The occasion was Thursday's forum with the Democratic candidates for president, hosted by the Human Rights Campaign, a gay rights group, and Logo, the gay channel owned by Viacom. I served as a panelist at the two-hour event in Los Angeles. It was a historic moment for gays and lesbians nationwide, as many believed that one of the people who came to offer their views on gay issues would be the next president of the United States. (Plans for a Republican forum were scrapped after GOP candidate Mitt Romney declined an invitation and John McCain and Rudy Giuliani did not respond to invitations.)

The forum's organizers hoped to get the candidates to show their concern for the gay and lesbian community and to see whether their understanding emanated from their consultant-generated talking points or from their hearts. Clearly, Richardson's head needed some work. Even his campaign recognized this -- it issued a "clarifying" statement not one hour after the event. And on a gay radio show the next day, Richardson told host Michelangelo Signorile that he didn't understand the question because of jet lag.

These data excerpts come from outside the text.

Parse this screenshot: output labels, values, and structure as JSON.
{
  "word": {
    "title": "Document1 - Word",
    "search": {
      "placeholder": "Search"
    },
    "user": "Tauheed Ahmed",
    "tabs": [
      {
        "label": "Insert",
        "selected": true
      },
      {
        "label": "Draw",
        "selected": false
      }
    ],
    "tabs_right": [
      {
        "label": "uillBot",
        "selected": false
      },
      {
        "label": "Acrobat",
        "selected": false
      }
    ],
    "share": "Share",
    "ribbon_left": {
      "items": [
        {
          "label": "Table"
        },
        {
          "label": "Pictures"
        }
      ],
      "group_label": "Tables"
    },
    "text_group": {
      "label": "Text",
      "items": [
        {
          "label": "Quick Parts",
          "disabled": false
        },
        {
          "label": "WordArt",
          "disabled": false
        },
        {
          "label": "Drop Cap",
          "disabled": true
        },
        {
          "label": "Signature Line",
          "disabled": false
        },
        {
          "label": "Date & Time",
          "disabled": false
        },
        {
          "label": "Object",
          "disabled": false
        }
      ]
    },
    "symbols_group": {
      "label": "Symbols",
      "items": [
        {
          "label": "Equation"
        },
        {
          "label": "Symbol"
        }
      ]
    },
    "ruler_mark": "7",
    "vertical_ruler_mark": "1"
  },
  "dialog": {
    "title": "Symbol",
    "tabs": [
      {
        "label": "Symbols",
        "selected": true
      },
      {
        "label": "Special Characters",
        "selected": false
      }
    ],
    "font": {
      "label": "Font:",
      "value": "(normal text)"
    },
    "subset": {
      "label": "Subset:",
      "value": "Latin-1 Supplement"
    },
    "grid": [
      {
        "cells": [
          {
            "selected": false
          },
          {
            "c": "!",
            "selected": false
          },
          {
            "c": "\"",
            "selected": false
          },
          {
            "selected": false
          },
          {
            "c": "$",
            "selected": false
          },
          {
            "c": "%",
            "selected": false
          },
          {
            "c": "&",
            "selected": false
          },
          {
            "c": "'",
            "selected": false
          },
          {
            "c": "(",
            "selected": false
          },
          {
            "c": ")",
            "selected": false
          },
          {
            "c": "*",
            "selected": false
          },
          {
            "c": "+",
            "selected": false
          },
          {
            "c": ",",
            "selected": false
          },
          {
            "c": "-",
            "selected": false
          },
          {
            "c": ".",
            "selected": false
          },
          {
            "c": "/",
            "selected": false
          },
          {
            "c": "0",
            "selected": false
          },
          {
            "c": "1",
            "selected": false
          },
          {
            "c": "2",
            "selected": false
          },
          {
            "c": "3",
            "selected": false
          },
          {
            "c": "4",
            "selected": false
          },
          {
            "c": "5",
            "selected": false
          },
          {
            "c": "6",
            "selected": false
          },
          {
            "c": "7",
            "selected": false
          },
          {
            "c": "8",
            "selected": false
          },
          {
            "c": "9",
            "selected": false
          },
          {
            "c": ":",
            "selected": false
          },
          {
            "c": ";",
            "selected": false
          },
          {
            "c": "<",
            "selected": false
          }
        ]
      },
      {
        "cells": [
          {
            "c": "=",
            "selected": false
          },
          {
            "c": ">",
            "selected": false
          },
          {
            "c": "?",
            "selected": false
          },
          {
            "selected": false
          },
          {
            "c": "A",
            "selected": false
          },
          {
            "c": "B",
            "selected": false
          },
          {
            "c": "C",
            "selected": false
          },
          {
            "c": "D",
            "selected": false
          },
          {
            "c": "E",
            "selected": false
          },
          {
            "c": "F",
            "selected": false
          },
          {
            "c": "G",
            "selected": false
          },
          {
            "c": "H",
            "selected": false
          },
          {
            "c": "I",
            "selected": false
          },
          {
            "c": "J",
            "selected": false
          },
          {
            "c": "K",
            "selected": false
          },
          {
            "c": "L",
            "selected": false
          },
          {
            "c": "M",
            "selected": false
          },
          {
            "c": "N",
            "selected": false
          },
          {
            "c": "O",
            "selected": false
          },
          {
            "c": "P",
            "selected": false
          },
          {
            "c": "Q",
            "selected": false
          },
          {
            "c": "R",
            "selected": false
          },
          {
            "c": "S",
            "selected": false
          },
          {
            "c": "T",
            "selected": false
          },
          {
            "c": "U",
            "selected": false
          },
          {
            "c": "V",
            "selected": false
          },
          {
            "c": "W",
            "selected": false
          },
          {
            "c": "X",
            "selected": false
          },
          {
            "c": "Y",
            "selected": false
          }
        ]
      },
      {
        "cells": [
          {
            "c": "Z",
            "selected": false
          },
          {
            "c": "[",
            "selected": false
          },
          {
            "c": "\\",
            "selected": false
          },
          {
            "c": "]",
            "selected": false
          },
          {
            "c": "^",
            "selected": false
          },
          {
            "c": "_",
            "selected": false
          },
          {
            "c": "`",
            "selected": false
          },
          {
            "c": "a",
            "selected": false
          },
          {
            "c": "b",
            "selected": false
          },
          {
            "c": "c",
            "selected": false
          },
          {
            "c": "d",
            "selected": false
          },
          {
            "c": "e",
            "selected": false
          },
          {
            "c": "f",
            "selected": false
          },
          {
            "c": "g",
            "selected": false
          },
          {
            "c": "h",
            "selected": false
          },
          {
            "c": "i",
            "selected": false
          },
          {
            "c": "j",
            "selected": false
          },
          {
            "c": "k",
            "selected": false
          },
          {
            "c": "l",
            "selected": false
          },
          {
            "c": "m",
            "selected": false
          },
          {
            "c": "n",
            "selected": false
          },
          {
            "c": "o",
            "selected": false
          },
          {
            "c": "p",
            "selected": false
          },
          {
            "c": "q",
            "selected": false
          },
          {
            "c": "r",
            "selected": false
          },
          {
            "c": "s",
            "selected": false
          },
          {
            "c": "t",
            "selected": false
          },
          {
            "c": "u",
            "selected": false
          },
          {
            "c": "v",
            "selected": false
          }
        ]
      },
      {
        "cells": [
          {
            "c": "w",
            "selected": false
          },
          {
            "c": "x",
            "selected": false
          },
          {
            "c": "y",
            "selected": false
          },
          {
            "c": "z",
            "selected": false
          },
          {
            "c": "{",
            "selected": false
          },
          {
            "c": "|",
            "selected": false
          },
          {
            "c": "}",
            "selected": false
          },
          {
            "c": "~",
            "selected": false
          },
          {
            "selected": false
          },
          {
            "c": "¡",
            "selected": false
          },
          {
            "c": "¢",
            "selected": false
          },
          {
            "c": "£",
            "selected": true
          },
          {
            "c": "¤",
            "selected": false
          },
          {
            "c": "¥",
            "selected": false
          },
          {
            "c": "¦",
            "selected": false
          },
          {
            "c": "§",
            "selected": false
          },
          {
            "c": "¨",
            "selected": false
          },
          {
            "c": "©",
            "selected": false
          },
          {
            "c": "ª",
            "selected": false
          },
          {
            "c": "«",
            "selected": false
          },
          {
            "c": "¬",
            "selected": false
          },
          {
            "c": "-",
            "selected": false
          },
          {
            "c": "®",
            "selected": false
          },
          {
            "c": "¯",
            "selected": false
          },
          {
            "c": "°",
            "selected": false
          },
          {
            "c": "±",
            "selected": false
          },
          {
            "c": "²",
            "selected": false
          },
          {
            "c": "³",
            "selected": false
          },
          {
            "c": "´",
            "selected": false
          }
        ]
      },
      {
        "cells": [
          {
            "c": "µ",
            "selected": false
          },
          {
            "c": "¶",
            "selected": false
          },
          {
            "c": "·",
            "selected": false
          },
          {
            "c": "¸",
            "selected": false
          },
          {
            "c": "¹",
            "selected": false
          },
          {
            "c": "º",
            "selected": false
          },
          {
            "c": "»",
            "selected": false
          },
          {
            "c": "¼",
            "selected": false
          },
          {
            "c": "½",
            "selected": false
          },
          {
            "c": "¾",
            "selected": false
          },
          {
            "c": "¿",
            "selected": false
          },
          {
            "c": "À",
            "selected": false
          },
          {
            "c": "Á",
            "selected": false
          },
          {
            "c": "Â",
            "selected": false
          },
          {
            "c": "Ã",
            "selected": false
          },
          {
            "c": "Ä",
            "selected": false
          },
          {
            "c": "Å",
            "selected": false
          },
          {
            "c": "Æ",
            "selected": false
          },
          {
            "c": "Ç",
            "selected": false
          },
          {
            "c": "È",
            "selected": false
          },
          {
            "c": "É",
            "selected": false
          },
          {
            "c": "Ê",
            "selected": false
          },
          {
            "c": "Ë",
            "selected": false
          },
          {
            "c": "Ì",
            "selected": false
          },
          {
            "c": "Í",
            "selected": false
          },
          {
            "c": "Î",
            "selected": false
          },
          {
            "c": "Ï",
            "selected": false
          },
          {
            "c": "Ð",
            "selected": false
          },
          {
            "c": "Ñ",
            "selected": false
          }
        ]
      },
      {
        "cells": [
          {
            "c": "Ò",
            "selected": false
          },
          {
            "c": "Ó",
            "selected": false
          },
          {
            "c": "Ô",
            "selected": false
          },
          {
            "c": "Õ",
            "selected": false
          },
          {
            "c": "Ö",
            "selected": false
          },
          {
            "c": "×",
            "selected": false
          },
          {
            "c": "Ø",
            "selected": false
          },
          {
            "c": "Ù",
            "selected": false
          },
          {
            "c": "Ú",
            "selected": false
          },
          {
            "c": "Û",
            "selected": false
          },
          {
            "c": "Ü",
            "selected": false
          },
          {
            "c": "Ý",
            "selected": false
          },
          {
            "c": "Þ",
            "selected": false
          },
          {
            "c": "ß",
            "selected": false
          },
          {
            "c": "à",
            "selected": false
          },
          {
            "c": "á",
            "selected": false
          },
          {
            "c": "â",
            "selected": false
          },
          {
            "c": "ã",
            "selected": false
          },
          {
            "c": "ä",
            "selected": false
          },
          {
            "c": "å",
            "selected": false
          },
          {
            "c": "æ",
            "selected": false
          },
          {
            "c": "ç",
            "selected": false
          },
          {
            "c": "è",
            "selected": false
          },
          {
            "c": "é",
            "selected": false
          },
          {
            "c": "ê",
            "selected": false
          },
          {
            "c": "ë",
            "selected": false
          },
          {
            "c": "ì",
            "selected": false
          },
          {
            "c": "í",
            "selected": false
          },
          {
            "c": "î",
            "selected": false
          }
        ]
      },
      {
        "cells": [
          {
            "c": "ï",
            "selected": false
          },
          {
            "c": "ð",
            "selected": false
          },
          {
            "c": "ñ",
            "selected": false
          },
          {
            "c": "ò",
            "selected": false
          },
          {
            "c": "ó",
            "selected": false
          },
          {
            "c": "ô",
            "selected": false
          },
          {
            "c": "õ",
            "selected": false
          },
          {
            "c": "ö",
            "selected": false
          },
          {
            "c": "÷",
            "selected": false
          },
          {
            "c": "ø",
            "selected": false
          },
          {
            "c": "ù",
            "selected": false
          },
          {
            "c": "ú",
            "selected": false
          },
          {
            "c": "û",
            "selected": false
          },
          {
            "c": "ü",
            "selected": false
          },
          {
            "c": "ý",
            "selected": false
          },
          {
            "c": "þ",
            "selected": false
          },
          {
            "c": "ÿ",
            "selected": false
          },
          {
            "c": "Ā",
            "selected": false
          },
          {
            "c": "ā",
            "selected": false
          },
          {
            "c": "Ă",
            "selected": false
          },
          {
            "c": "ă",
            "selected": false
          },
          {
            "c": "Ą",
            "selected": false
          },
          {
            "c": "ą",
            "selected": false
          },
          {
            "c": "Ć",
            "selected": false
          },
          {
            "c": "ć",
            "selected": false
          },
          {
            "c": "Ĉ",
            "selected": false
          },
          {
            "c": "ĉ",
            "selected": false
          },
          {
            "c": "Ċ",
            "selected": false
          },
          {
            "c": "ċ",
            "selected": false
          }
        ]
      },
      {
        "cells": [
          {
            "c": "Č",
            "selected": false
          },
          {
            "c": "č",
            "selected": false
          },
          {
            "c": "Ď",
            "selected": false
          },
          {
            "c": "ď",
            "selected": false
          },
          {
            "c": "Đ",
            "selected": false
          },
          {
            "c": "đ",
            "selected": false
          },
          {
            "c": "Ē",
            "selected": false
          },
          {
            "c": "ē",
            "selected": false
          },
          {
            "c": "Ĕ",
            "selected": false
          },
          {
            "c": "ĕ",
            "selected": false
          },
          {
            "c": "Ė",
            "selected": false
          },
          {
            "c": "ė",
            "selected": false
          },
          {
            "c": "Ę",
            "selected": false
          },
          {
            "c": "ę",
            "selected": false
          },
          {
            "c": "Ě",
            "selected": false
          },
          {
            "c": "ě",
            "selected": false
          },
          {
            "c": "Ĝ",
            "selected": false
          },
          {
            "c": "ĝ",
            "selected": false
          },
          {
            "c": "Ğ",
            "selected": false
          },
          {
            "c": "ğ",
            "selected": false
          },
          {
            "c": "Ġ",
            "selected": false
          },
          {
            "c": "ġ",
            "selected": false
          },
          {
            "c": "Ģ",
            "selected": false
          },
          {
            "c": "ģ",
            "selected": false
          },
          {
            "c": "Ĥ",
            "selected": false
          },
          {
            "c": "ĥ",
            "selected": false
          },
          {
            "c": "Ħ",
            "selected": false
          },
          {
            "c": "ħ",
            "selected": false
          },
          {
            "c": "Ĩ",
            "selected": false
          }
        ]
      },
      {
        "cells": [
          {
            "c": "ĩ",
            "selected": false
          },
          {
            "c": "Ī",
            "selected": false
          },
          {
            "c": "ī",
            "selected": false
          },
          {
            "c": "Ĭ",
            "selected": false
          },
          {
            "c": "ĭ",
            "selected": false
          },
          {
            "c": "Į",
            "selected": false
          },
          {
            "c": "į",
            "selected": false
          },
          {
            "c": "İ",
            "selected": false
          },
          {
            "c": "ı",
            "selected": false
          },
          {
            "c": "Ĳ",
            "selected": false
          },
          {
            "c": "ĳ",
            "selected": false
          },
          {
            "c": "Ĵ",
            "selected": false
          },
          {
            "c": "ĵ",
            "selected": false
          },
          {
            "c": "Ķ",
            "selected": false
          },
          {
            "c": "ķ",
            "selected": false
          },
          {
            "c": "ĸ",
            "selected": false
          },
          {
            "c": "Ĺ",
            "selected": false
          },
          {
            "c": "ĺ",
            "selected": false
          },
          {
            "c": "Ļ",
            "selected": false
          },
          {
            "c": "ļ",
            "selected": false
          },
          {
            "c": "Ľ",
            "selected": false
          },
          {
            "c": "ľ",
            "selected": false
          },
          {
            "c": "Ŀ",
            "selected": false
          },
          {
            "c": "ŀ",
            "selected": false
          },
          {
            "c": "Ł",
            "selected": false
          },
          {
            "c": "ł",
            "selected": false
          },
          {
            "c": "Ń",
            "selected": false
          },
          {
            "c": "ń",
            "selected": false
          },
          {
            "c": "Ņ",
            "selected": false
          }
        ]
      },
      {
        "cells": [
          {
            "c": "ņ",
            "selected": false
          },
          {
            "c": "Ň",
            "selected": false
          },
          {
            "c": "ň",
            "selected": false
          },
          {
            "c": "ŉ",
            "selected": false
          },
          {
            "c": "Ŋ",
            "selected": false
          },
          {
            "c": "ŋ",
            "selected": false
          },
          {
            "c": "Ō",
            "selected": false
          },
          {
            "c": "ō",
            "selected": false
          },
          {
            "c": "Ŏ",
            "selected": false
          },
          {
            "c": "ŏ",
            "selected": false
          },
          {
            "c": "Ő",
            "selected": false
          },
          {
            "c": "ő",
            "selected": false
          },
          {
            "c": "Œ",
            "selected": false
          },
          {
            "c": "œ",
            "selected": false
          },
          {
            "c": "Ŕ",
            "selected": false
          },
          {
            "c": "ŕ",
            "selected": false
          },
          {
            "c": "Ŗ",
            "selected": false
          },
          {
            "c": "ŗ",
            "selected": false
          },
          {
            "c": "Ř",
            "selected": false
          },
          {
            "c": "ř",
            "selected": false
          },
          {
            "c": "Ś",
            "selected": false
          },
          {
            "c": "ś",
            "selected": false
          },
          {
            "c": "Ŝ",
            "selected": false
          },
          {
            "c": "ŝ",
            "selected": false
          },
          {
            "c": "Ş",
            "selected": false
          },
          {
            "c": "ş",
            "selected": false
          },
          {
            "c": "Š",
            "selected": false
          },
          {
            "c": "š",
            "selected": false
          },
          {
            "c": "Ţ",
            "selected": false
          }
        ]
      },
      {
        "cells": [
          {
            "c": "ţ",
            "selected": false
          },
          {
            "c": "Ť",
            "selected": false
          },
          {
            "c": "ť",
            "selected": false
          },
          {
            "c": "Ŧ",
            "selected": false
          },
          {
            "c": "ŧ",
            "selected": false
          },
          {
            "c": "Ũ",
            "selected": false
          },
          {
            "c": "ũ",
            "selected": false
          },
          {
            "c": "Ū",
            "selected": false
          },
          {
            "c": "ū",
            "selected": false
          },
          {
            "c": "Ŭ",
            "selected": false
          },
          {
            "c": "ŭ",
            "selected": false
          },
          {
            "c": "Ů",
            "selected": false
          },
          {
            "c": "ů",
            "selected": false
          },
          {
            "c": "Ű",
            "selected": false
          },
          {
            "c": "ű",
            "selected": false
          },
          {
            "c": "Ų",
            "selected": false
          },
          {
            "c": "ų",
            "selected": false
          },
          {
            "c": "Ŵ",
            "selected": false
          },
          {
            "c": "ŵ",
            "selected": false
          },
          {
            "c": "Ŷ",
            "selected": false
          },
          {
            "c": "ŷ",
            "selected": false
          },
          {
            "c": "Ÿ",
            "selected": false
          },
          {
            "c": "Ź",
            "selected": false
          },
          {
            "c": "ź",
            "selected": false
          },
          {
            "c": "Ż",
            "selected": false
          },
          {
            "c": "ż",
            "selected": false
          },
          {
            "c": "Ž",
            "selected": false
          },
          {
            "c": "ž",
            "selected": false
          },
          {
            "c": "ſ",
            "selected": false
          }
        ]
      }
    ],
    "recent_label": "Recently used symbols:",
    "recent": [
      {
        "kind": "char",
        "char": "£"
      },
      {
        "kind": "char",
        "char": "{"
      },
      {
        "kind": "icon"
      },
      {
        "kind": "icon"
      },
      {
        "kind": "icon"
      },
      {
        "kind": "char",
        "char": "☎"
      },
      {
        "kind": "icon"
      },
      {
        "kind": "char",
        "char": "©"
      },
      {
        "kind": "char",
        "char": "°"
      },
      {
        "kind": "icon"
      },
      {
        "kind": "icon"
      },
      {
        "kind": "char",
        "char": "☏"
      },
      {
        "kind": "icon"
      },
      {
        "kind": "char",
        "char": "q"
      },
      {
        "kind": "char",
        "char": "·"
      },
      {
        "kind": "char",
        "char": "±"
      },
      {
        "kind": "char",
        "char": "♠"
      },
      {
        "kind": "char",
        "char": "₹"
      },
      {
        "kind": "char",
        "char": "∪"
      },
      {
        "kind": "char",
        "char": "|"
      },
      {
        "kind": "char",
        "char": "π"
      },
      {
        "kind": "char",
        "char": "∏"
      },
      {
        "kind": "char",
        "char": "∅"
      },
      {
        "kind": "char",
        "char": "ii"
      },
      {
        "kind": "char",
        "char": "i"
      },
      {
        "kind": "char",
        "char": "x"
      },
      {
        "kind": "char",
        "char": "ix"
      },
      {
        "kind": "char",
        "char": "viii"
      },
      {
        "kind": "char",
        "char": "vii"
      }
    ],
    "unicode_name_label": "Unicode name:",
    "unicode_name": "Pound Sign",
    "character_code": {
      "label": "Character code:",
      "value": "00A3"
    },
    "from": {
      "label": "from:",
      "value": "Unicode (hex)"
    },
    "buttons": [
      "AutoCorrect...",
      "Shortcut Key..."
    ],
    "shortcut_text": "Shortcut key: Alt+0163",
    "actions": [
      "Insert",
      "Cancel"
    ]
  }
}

That rationale and his initial answer are inexcusable. To gays and lesbians, flubbing the choice-vs.-nature question is like botching the answer to "What's one plus one?" Note to Richardson's current and former gay staffers and supporters: Do an intervention -- and get him an Ambien -- before he implodes again.

Where Richardson got it right, however, was his political assessment of gay marriage. "The country isn't there yet on gay marriage," he said moments before diving headlong into his homosexuality-is-a-choice sinkhole. "We have to bring the country along." He talked about how he would focus on getting what's "achievable" in equal marriage rights for same-sex couples. I support gay marriage, but I am pragmatic enough not to turn my nose up at legislative and legal gains that strengthen gay relationships and lay the foundation for full marriage rights -- or turn my back on those who would fight for them.

Many gays and lesbians couldn't care less about the political calculus involved in gay marriage. They are being denied basic civil rights, and they want them now. Sen. Hillary Clinton's instructive recollection about the charged environment that led to the passage of the Defense of Marriage Act in 1996, to head off an even more damaging constitutional amendment banning gay marriage, left more than a few people cold. That's understandable.

But that was the reality gays faced then -- and that is what we face now, even in these more accepting times, when civil unions are the safe harbor of politicians on both sides of the aisle who aren't "there yet on gay marriage." Think about it: The two fellas in the race who unabashedly support same-sex marriage -- Dennis Kucinich and Mike Gravel -- are at the back of the pack.

That's why I don't fault Clinton, Sen. Barack Obama or former senator John Edwards for their opposition to gay marriage, even if their explanations leave me scratching my head. Clinton's mantra that this is a states' rights issue, while logical, makes this descendant of slaves just a bit uncomfortable. Edwards backed off using his Southern Baptist upbringing to justify his opposition. But I still find it hard to believe his opposition is real since his no-nonsense wife, Elizabeth, and daughter Cate are in favor of gay marriage. And I can't even point to a reason Obama is against it, other than his oft-stated belief that marriage is between a man and a woman.

But that's okay. Look, they've all committed to snagging for the gay community as many as possible of the more than 1,100 federal rights and responsibilities that come with civil marriage that are now denied to committed same-sex couples. Isn't that what everyone's fighting for in the first place? Like it or not, it's a good start, and if one of these Democrats succeeds in winning the White House, he or she should be pushed to fulfill that promise.

And here's something else to think about before some of y'all fill my e-mail inbox with petty putdowns: Republican pursuers of the White House rejected their invitations to talk to the gay community about the issues important to it. Chances are that if they're not interested in talking to you during the campaign, they will be even less inclined to do so if they win.